Games with grids usually use the *tiles* but there are also cool things to do with *edges* and *vertices*. For construction games the edges can be useful for blocking connections between tiles (walls, chasms, windows) and allowing connections between tiles (doors, pipes, wires).

Let's start with an example: building walls. A common approach to implementing walls is to place thick walls on the tiles. An alternative is to place thin walls on the edges. **Click** or tap on the tiles or edges to toggle the walls:

## Examples#

Sometimes we want *both* tiles and edges. I try to make one of the two *primary* and then calculate the other one. In this example showing grid lighting, the tiles are primary. We can light edges when *either* tile is lit. **Click** or tap on tiles:

Consider the example of pipes/wires between adjacent tiles. We want to know which tiles are connected to the pipe network, but we also want to know which edges connect tiles to each other. If we make the tiles primary, we can place edges when *both* tiles are marked. **Click** or tap on tiles:

Alternatively, we can make the edges primary, and place pipes on tiles when *any* edge is marked. **Click** or tap on edges:

Here's an example of adding thin walls when *exactly one* neighboring tile has a thick wall. **Click** or tap on tiles:

Whenever possible, I make either tiles or edges primary, and calculate the other using a function. I find this less error prone than putting constraints on what combinations of tiles and edges are allowed. The "pipe" style connectors and the "wall" style dividers use the same logic underneath. A pipe is drawn between the tile *centers*; a wall is drawn between the *corners*.

## Coordinate systems#

Coordinates for square tiles have two different conventions. In math and in 3D graphics, Y increases upwards; in many 2D graphics systems, Y increases downwards. On this page I'm going to show Y increasing downwards.

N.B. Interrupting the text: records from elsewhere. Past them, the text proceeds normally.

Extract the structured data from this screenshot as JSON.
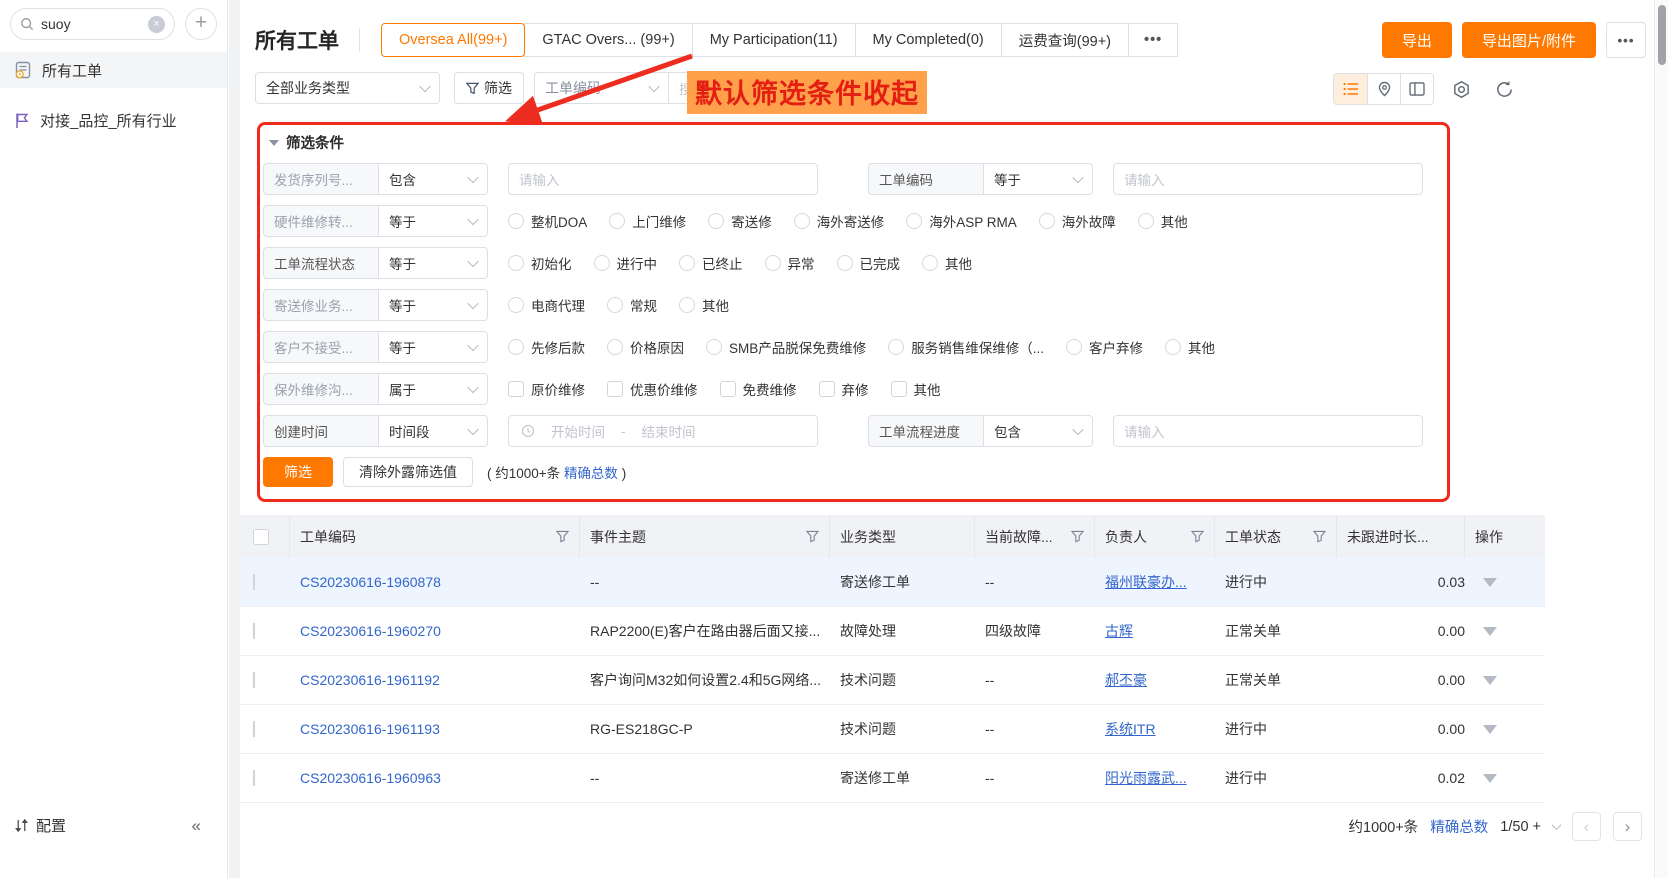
{
  "colors": {
    "accent": "#ff7800",
    "link": "#3366cc",
    "annotation_red": "#e21f12",
    "annotation_highlight": "#ffa14b"
  },
  "sidebar": {
    "search": {
      "value": "suoy",
      "clear_icon": "×",
      "add_icon": "+"
    },
    "items": [
      {
        "label": "所有工单",
        "active": true
      },
      {
        "label": "对接_品控_所有行业",
        "active": false
      }
    ],
    "footer": {
      "config_label": "配置",
      "collapse_icon": "«"
    }
  },
  "header": {
    "title": "所有工单",
    "tabs": [
      {
        "label": "Oversea All(99+)",
        "active": true
      },
      {
        "label": "GTAC Overs... (99+)",
        "active": false
      },
      {
        "label": "My Participation(11)",
        "active": false
      },
      {
        "label": "My Completed(0)",
        "active": false
      },
      {
        "label": "运费查询(99+)",
        "active": false
      },
      {
        "label": "•••",
        "active": false,
        "more": true
      }
    ],
    "actions": {
      "export_label": "导出",
      "export_attachments_label": "导出图片/附件",
      "more_label": "•••"
    }
  },
  "toolbar": {
    "business_type_value": "全部业务类型",
    "filter_button_label": "筛选",
    "search_field_value": "工单编码",
    "search_placeholder": "搜索工单编码"
  },
  "annotation": {
    "text": "默认筛选条件收起"
  },
  "filter_panel": {
    "title": "筛选条件",
    "rows": [
      {
        "groups": [
          {
            "label": "发货序列号...",
            "muted": true,
            "op": "包含",
            "control": {
              "kind": "input",
              "placeholder": "请输入"
            }
          },
          {
            "label": "工单编码",
            "muted": false,
            "op": "等于",
            "control": {
              "kind": "input",
              "placeholder": "请输入"
            }
          }
        ]
      },
      {
        "groups": [
          {
            "label": "硬件维修转...",
            "muted": true,
            "op": "等于",
            "control": {
              "kind": "radios",
              "options": [
                "整机DOA",
                "上门维修",
                "寄送修",
                "海外寄送修",
                "海外ASP RMA",
                "海外故障",
                "其他"
              ]
            }
          }
        ]
      },
      {
        "groups": [
          {
            "label": "工单流程状态",
            "muted": false,
            "op": "等于",
            "control": {
              "kind": "radios",
              "options": [
                "初始化",
                "进行中",
                "已终止",
                "异常",
                "已完成",
                "其他"
              ]
            }
          }
        ]
      },
      {
        "groups": [
          {
            "label": "寄送修业务...",
            "muted": true,
            "op": "等于",
            "control": {
              "kind": "radios",
              "options": [
                "电商代理",
                "常规",
                "其他"
              ]
            }
          }
        ]
      },
      {
        "groups": [
          {
            "label": "客户不接受...",
            "muted": true,
            "op": "等于",
            "control": {
              "kind": "radios",
              "options": [
                "先修后款",
                "价格原因",
                "SMB产品脱保免费维修",
                "服务销售维保维修（...",
                "客户弃修",
                "其他"
              ]
            }
          }
        ]
      },
      {
        "groups": [
          {
            "label": "保外维修沟...",
            "muted": true,
            "op": "属于",
            "control": {
              "kind": "checks",
              "options": [
                "原价维修",
                "优惠价维修",
                "免费维修",
                "弃修",
                "其他"
              ]
            }
          }
        ]
      },
      {
        "groups": [
          {
            "label": "创建时间",
            "muted": false,
            "op": "时间段",
            "control": {
              "kind": "daterange",
              "start": "开始时间",
              "separator": "-",
              "end": "结束时间"
            }
          },
          {
            "label": "工单流程进度",
            "muted": false,
            "op": "包含",
            "control": {
              "kind": "input",
              "placeholder": "请输入"
            }
          }
        ]
      }
    ],
    "submit_label": "筛选",
    "clear_label": "清除外露筛选值",
    "count_prefix": "( 约1000+条",
    "count_link": "精确总数",
    "count_suffix": ")"
  },
  "table": {
    "columns": [
      {
        "key": "select",
        "type": "checkbox",
        "label": ""
      },
      {
        "key": "id",
        "label": "工单编码",
        "filter": true
      },
      {
        "key": "subject",
        "label": "事件主题",
        "filter": true
      },
      {
        "key": "type",
        "label": "业务类型",
        "filter": false
      },
      {
        "key": "fault",
        "label": "当前故障...",
        "filter": true
      },
      {
        "key": "owner",
        "label": "负责人",
        "filter": true
      },
      {
        "key": "status",
        "label": "工单状态",
        "filter": true
      },
      {
        "key": "duration",
        "label": "未跟进时长...",
        "filter": false
      },
      {
        "key": "action",
        "label": "操作",
        "filter": false
      }
    ],
    "rows": [
      {
        "id": "CS20230616-1960878",
        "subject": "--",
        "type": "寄送修工单",
        "fault": "--",
        "owner": "福州联豪办...",
        "status": "进行中",
        "duration": "0.03",
        "highlighted": true
      },
      {
        "id": "CS20230616-1960270",
        "subject": "RAP2200(E)客户在路由器后面又接...",
        "type": "故障处理",
        "fault": "四级故障",
        "owner": "古辉",
        "status": "正常关单",
        "duration": "0.00",
        "highlighted": false
      },
      {
        "id": "CS20230616-1961192",
        "subject": "客户询问M32如何设置2.4和5G网络...",
        "type": "技术问题",
        "fault": "--",
        "owner": "郝丕豪",
        "status": "正常关单",
        "duration": "0.00",
        "highlighted": false
      },
      {
        "id": "CS20230616-1961193",
        "subject": "RG-ES218GC-P",
        "type": "技术问题",
        "fault": "--",
        "owner": "系统ITR",
        "status": "进行中",
        "duration": "0.00",
        "highlighted": false
      },
      {
        "id": "CS20230616-1960963",
        "subject": "--",
        "type": "寄送修工单",
        "fault": "--",
        "owner": "阳光雨露武...",
        "status": "进行中",
        "duration": "0.02",
        "highlighted": false
      }
    ]
  },
  "pagination": {
    "total": "约1000+条",
    "exact_link": "精确总数",
    "page": "1/50 +",
    "prev_icon": "‹",
    "next_icon": "›"
  }
}
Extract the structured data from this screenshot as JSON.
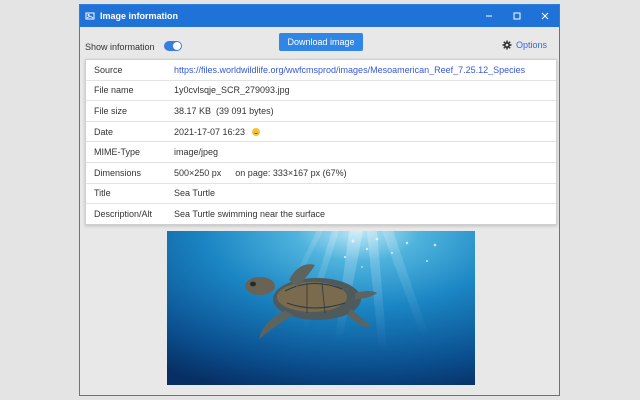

How about edges? We could label the four sides of each square:

In many situations we want to treat `0,0,S`

and `0,1,N`

as the same edge, and similarly `0,0,E`

and `1,0,W`

. In these situations we can **keep the N and W** sides and discard S and E. We could've kept S instead of N, or E instead of W, but I'll work out the details for N and W.

Given a tile `q,r`

its four bordering edges are `q,r,N`

; `q,r,W`

; `q,r+1,N`

; `q+1,r,W`

.

The rules for edges depend on whether it's an `N`

or `W`

edge. Given an edge `q,r,N`

its two joining tiles are `q,r-1`

; `q,r`

. Given an edge `q,r,W`

its two joining tiles are `q-1,r`

; `q,r`

.

For more details, including coordinates for corners and more tile+edge+corner relationships, see my guide to grids.

## Pixel lookup#

In some games we want to be able to determine which tile/edge is closest to the mouse position. When working with tiles, we find the closest tile by looking at squares. These squares are exactly the same as the tiles. It's so simple we don't even think about it! Mouse over the map to see the area of pixels that would activate a tile (touch not supported).

When working with tile edges, we find the closest tile by looking squares at a 45° angle. Each square is made from *two* tile centers and *two* tile corners. Mouse over the map to see the area of pixels that would activate an edge (touch not supported).

If we want the mouse to work with both tiles and edges, we can build polygons that work with both. The tiles are detected with small squares, and edges are detected with hexagons. Move the slider to control the sizes, and mouse over the map to see what is activated (touch not supported).

Alternatively, calculate both the mouseover tile and mouseover edge, and pick the one that's closer to the mouse pointer.

## Corner pieces#

If you're working with square tiles, edges, and corners all in the same system, there's a clever trick of using the low bit of x and the low bit of y: 00 = corner, 01 = west edge, 10 = north edge, 11 = tile. Let's see how this works. **Move the slider** to see how this data is stored in an array.

This approach lets you store corners, edges, and tiles all in the same array. I haven't had a use for this in my own projects but I'm including it because it's a neat idea that someone might find useful. Anna Harren has a way to do this with hexagons too!^{[1]}

## More#

- My guide to grids covers coordinate systems for tiles, edges, and corners, not only for square grids, but also for hexagonal and triangular grids.
- A multiplicative voronoi diagram
^{[2]}can calculate the pixel areas closest to the edges and tiles. We don't need it for the simple case here, but it is useful if you are working with an irregular grid or if you have variably sized objects on your map. - Even though many A* implementations are written to work on the tiles, A* itself cares about both tiles and edges, so it can handle maps where each edge is marked as walkable or not.
- David Stark has a blog post about grids in games
^{[3]}, and points out that Dwarf Fortress uses tile-based walls but edge-based floors. - I've written a quick explanation of how to detect the diamond shapes around edges using geometry
^{[4]}but haven't made a full interactive version on this page.

Some games, such as Oxygen Not Included and Factory Idle, seem to have a hybrid that keeps track of both tile and edge connections. Some games, such as Factorio and Production Line, have directions along the edges; see my page about conveyor belts.